As used herein, a circuit might be implemented utilizing any form of hardware, software, or a combination thereof. For example, one or more processors, controllers, ASICs, PLAS, PALs, CPLDs, FPGAs, logical components, software routines or other mechanisms might be implemented to make up a circuit. In implementation, the various circuits described herein might be implemented as discrete circuits or the functions and features described can be shared in part or in total among one or more circuits. Even though various features or elements of functionality may be individually described or claimed as separate circuits, these features and functionality can be shared among one or more common circuits, and such description shall not require or imply that separate circuits are required to implement such features or functionality. Where a circuit is implemented in whole or in part using software, such software can be implemented to operate with a computing or processing system capable of carrying out the functionality described with respect thereto, such as computer system 600.
As used herein, the term “or” may be construed in either an inclusive or exclusive sense.
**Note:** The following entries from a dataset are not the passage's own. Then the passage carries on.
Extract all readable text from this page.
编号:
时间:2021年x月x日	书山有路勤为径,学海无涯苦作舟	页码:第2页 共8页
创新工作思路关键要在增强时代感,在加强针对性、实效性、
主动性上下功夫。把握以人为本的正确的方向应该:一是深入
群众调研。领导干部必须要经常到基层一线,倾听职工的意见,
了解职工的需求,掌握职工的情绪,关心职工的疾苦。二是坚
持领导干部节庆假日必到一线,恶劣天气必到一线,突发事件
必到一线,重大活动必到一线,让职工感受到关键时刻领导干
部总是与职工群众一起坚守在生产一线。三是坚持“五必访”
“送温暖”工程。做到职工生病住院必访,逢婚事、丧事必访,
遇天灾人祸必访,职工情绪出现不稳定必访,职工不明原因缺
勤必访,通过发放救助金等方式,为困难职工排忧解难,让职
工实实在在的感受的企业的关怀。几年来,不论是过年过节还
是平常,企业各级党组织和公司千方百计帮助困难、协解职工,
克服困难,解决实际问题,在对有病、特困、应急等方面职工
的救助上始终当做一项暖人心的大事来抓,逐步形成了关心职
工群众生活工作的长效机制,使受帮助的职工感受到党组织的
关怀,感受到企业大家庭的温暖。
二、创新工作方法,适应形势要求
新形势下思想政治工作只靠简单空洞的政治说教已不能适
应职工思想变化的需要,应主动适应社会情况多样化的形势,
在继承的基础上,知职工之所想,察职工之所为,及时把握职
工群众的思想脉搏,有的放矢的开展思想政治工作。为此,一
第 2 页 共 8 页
Moreover, the description of resources, operations, or structures in the singular shall not be read to exclude the plural. Conditional language, such as, among others, “can,” “could,” “might,” or “may,” unless specifically stated otherwise, or otherwise understood within the context as used, is generally intended to convey that certain examples include, while other examples do not include, certain features, elements and/or steps.
Terms and phrases used in this document, and variations thereof, unless otherwise expressly stated, should be construed as open ended as opposed to limiting. Adjectives such as “conventional,” “traditional,” “normal,” “standard,” “known,” and terms of similar meaning should not be construed as limiting the item described to a given time period or to an item available as of a given time, but instead should be read to encompass conventional, traditional, normal, or standard technologies that may be available or known now or at any time in the future. The presence of broadening words and phrases such as “one or more,” “at least,” “but not limited to” or other like phrases in some instances shall not be read to mean that the narrower case is intended or required in instances where such broadening phrases may be absent.
It should be noted that the terms “optimize,” “optimal” and the like as used herein can be used to mean making or achieving performance as effective or perfect as possible. However, as one of ordinary skill in the art reading this document will recognize, perfection cannot always be achieved. Accordingly, these terms can also encompass making or achieving performance as good or effective as possible or practical under the given circumstances, or making or achieving performance better than that which can be achieved with other settings or parameters.